Gerald Ford suffered two strokes. The former president had slurred speech and balance problems during the Republican convention, at which he was honored with a video tribute. Doctors said he had suffered a stroke earlier in the week and another small stroke Wednesday morning.

Dennis Miller’s Monday Night Football debut received mixed reviews. The comedian’s jokes (about genitals and the pope) and his frankness—“I can’t tell you how lost I am”—drew varying reactions. Anti-Miller spin: This is a far cry from the days of Howard Cosell. Pro-Miller spin: That’s the point. Miller has potential, and at least there’s now a reason to watch the game.

The Postal Service will offer a free e-mail address to every U.S. residence. The service will forward messages sent to a person’s “Post Office” account to that person’s private e-mail account. The Postal Service will also create a national registry of e-mail addresses paired to snail-mail addresses. Marketers’ spin: This will help us turn mass-mail into mass e-mail. Webheads’ spin: This is a spam database. Privacy advocates’ spin: This is a Big Brother database. Financial analysts’ spin: The Postal Service will try to make money from e-mail accessories to make up for declining snail-mail volume.

A federal appeals court granted Napster a last-minute reprieve.
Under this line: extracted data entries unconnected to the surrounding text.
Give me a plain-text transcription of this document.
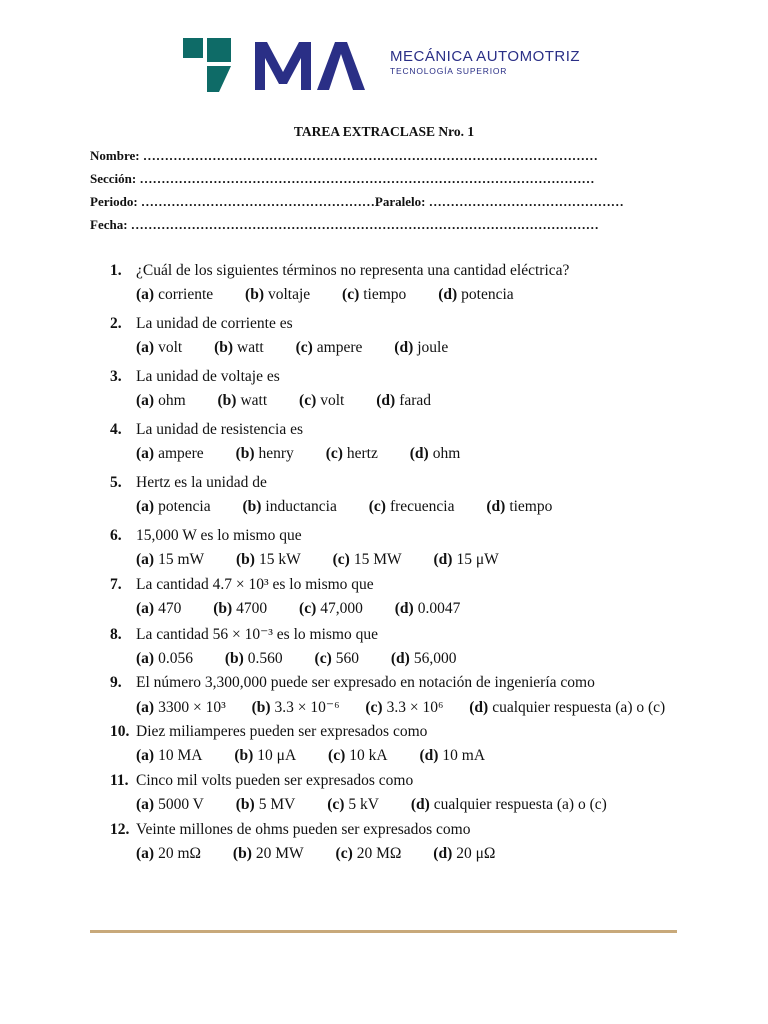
MECÁNICA AUTOMOTRIZ
TECNOLOGÍA SUPERIOR
TAREA EXTRACLASE Nro. 1
Nombre: ……………………………………………………………………………………………
Sección: ……………………………………………………………………………………………
Periodo: ………………………………………………Paralelo: ………………………………………
Fecha: ………………………………………………………………………………………………
1. ¿Cuál de los siguientes términos no representa una cantidad eléctrica?
(a) corriente (b) voltaje (c) tiempo (d) potencia
2. La unidad de corriente es
(a) volt (b) watt (c) ampere (d) joule
3. La unidad de voltaje es
(a) ohm (b) watt (c) volt (d) farad
4. La unidad de resistencia es
(a) ampere (b) henry (c) hertz (d) ohm
5. Hertz es la unidad de
(a) potencia (b) inductancia (c) frecuencia (d) tiempo
6. 15,000 W es lo mismo que
(a) 15 mW (b) 15 kW (c) 15 MW (d) 15 μW
7. La cantidad 4.7 × 10³ es lo mismo que
(a) 470 (b) 4700 (c) 47,000 (d) 0.0047
8. La cantidad 56 × 10⁻³ es lo mismo que
(a) 0.056 (b) 0.560 (c) 560 (d) 56,000
9. El número 3,300,000 puede ser expresado en notación de ingeniería como
(a) 3300 × 10³ (b) 3.3 × 10⁻⁶ (c) 3.3 × 10⁶ (d) cualquier respuesta (a) o (c)
10. Diez miliamperes pueden ser expresados como
(a) 10 MA (b) 10 μA (c) 10 kA (d) 10 mA
11. Cinco mil volts pueden ser expresados como
(a) 5000 V (b) 5 MV (c) 5 kV (d) cualquier respuesta (a) o (c)
12. Veinte millones de ohms pueden ser expresados como
(a) 20 mΩ (b) 20 MW (c) 20 MΩ (d) 20 μΩ
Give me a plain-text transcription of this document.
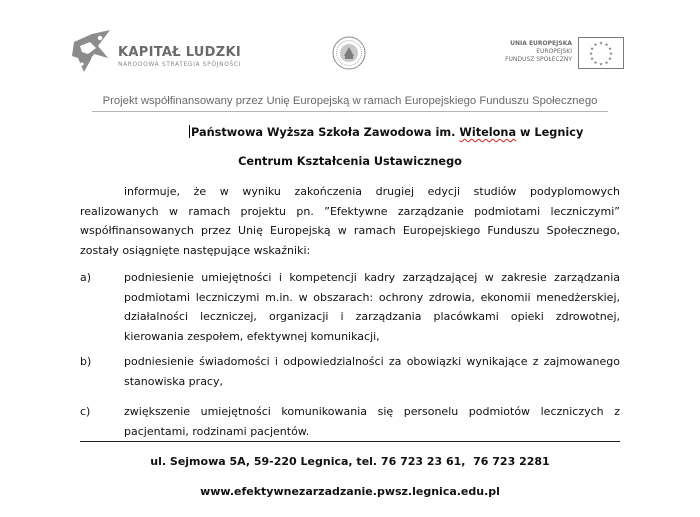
KAPITAŁ LUDZKI
NARODOWA STRATEGIA SPÓJNOŚCI
UNIA EUROPEJSKA
EUROPEJSKI
FUNDUSZ SPOŁECZNY
★ ★
★
★
★
★
★
★
★
★
★
★
Projekt współfinansowany przez Unię Europejską w ramach Europejskiego Funduszu Społecznego
Państwowa Wyższa Szkoła Zawodowa im. Witelona w Legnicy
Centrum Kształcenia Ustawicznego
informuje, że w wyniku zakończenia drugiej edycji studiów podyplomowych realizowanych w ramach projektu pn. ”Efektywne zarządzanie podmiotami leczniczymi” współfinansowanych przez Unię Europejską w ramach Europejskiego Funduszu Społecznego, zostały osiągnięte następujące wskaźniki:
a)	podniesienie umiejętności i kompetencji kadry zarządzającej w zakresie zarządzania podmiotami leczniczymi m.in. w obszarach: ochrony zdrowia, ekonomii menedżerskiej, działalności leczniczej, organizacji i zarządzania placówkami opieki zdrowotnej, kierowania zespołem, efektywnej komunikacji,
b)	podniesienie świadomości i odpowiedzialności za obowiązki wynikające z zajmowanego stanowiska pracy,
c)	zwiększenie umiejętności komunikowania się personelu podmiotów leczniczych z pacjentami, rodzinami pacjentów.
ul. Sejmowa 5A, 59-220 Legnica, tel. 76 723 23 61,  76 723 2281
www.efektywnezarzadzanie.pwsz.legnica.edu.pl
Two days after a district court ordered that the site be shut down, the 9th Circuit Court of Appeals stayed the injunction. It will rule on the appeal this fall. District court’s spin: Napster enables copyright infringement. Napster’s spin: We enable users to make legal copies for personal use. Record labels will suffer for shutting us down. Legal analysts’ spin: Napster is the tip of the iceberg. Other, more legally savvy sites will replace it. Napster users’ spin: Download now, before it’s too late! (To read Slate’s “Moneybox” on the true scourge of sites like Napster, click here; read this ” Earthling” on why copyright law should be scrapped.)

The West Nile virus appeared in Massachusetts. The African virus, which killed seven and sickened dozens of Americans last year, has also been identified in New York, New Jersey, and Connecticut. Last week New York City temporarily shut down Central Park to spray for West Nile-infected mosquitoes. Epidemiologists’ spin: Exotic infectious diseases may become the United States’$2 21st-century scourge.

The White House and online advertisers agreed to privacy regulations. The Federal Trade Commission and the Commerce Department struck a deal with a group representing 90 percent of online ad companies. The voluntary restrictions on the use of consumer demographic data aim to avoid legislation. Consumer advocates’ spin: This agreement is weak. White House’s spin: Self-regulation will cover more of the industry than Congress has jurisdiction over.

Viruses may contribute to obesity. Mice and chickens injected with a human cold virus accumulated far more fat than uninfected mice did. The same virus is prevalent among obese humans. Circumspect spin: Obesity is caused by many factors, only one of which may be viruses. Speculative spin: Viruses may cause far more human maladies than we suspect.